大量の情報、混ぜられた私の人格に記憶に植え付けた、彼を模した仮想人格。いきなり全てを処理できずに、彼の思念を預かる大脳は休止と睡眠を欲したのはわかったので、そのままその母である殲滅の凶歌に手渡す。
その時、彼女は私の方に対して、一つお辞儀をして、自分の息子が帰って来たことだけを安心している様にも見えた。
長らくダンジョンに入っている彼女が、最後の扉に辿り着いた彼女が、私の正体に気がつかないはずはないと思いながらも、私に対して敵対する訳も、何を言うわけでもなく何をするわけでもないかつての殺戮者に対して、薄気味悪さを感じてしまう。
そして、私は一人になると、そこには、東雲春夏の家族がいた。
私はここでこの体、そして私を終わらす事は、この少年が必死でやって来たことが無駄になる事を説明した。

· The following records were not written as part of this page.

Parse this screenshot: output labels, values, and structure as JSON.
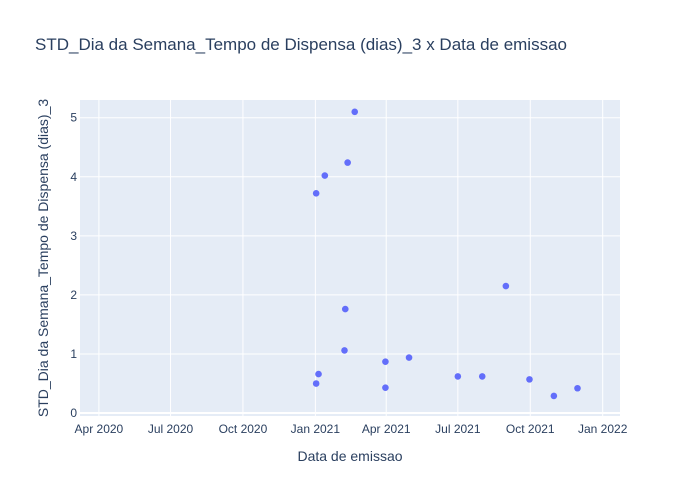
{
  "chart_data": {
    "type": "scatter",
    "title": "STD_Dia da Semana_Tempo de Dispensa (dias)_3 x Data de emissao",
    "xlabel": "Data de emissao",
    "ylabel": "STD_Dia da Semana_Tempo de Dispensa (dias)_3",
    "xlim": [
      "2020-03-08",
      "2022-01-23"
    ],
    "ylim": [
      -0.05,
      5.3
    ],
    "x_ticks": [
      {
        "value": "2020-04-01",
        "label": "Apr 2020"
      },
      {
        "value": "2020-07-01",
        "label": "Jul 2020"
      },
      {
        "value": "2020-10-01",
        "label": "Oct 2020"
      },
      {
        "value": "2021-01-01",
        "label": "Jan 2021"
      },
      {
        "value": "2021-04-01",
        "label": "Apr 2021"
      },
      {
        "value": "2021-07-01",
        "label": "Jul 2021"
      },
      {
        "value": "2021-10-01",
        "label": "Oct 2021"
      },
      {
        "value": "2022-01-01",
        "label": "Jan 2022"
      }
    ],
    "y_ticks": [
      {
        "value": 0,
        "label": "0"
      },
      {
        "value": 1,
        "label": "1"
      },
      {
        "value": 2,
        "label": "2"
      },
      {
        "value": 3,
        "label": "3"
      },
      {
        "value": 4,
        "label": "4"
      },
      {
        "value": 5,
        "label": "5"
      }
    ],
    "grid": true,
    "colors": {
      "plot_bg": "#e5ecf6",
      "grid": "#ffffff",
      "marker": "#636efa",
      "text": "#2a3f5f"
    },
    "x": [
      "2021-01-02",
      "2021-01-02",
      "2021-01-05",
      "2021-01-13",
      "2021-02-07",
      "2021-02-08",
      "2021-02-11",
      "2021-02-20",
      "2021-03-31",
      "2021-03-31",
      "2021-04-30",
      "2021-07-01",
      "2021-08-01",
      "2021-08-31",
      "2021-09-30",
      "2021-10-31",
      "2021-11-30"
    ],
    "y": [
      3.72,
      0.5,
      0.66,
      4.02,
      1.06,
      1.76,
      4.24,
      5.1,
      0.43,
      0.87,
      0.94,
      0.62,
      0.62,
      2.15,
      0.57,
      0.29,
      0.42
    ]
  }
}
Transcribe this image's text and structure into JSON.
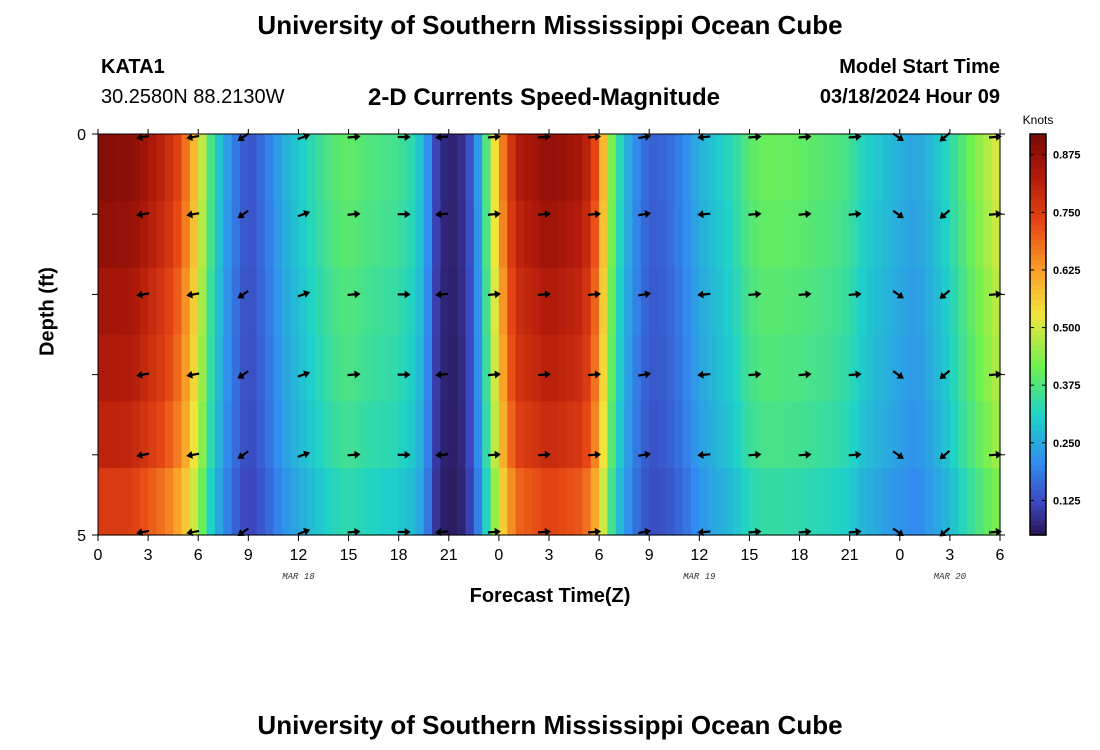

そして、この体のまましばらくいさせて欲しい事と、春夏を蘇らせる目的が達せられたら、去ることも同時に告げる。
だから、彼女の縁を教えて欲しい。どこでどう生きて来たか、生まれたところから教えて欲しいと、春夏の母親と父親に提言した。
春夏の体、異なる意思、それを認識すると、明日菜と言う母親だけが大勢いた人の中から、飛び出して来て、春夏となった私を抱きしめた。
彼女の行動に私は驚く。
彼女は私の正体、中身である私を知っている。そう説明したはずだ。
そしてそれはごまかしの効かない事実であって、なぜなら彼女こそ生粋の東雲なのだ。
何よりも自分の娘が娘でない事を誰よりも深く理解しているはずなのに。
しかし、母として彼女は、涙を流して、私を抱きしめて、あまつさえ、「春夏」「春夏」と叫んだ。
彼女には私が偽物である事を知っている筈なのに、だからこそ彼女は春夏の、ダンジョンでの復活を望まなかったのは、それを知っているから、この北海道ダンジョンで作られる春夏は春夏でないと、一番知っているはずなのに。
形は同じでも、中身が、体を構成るつ素子そのものが、既に春夏とは違う事を、誰よりもよく知ってるはずなのに、彼女は喜び、そして簡単に私を受け入れる。
私はこの家族にあっさりと春夏である事を認められてしまった。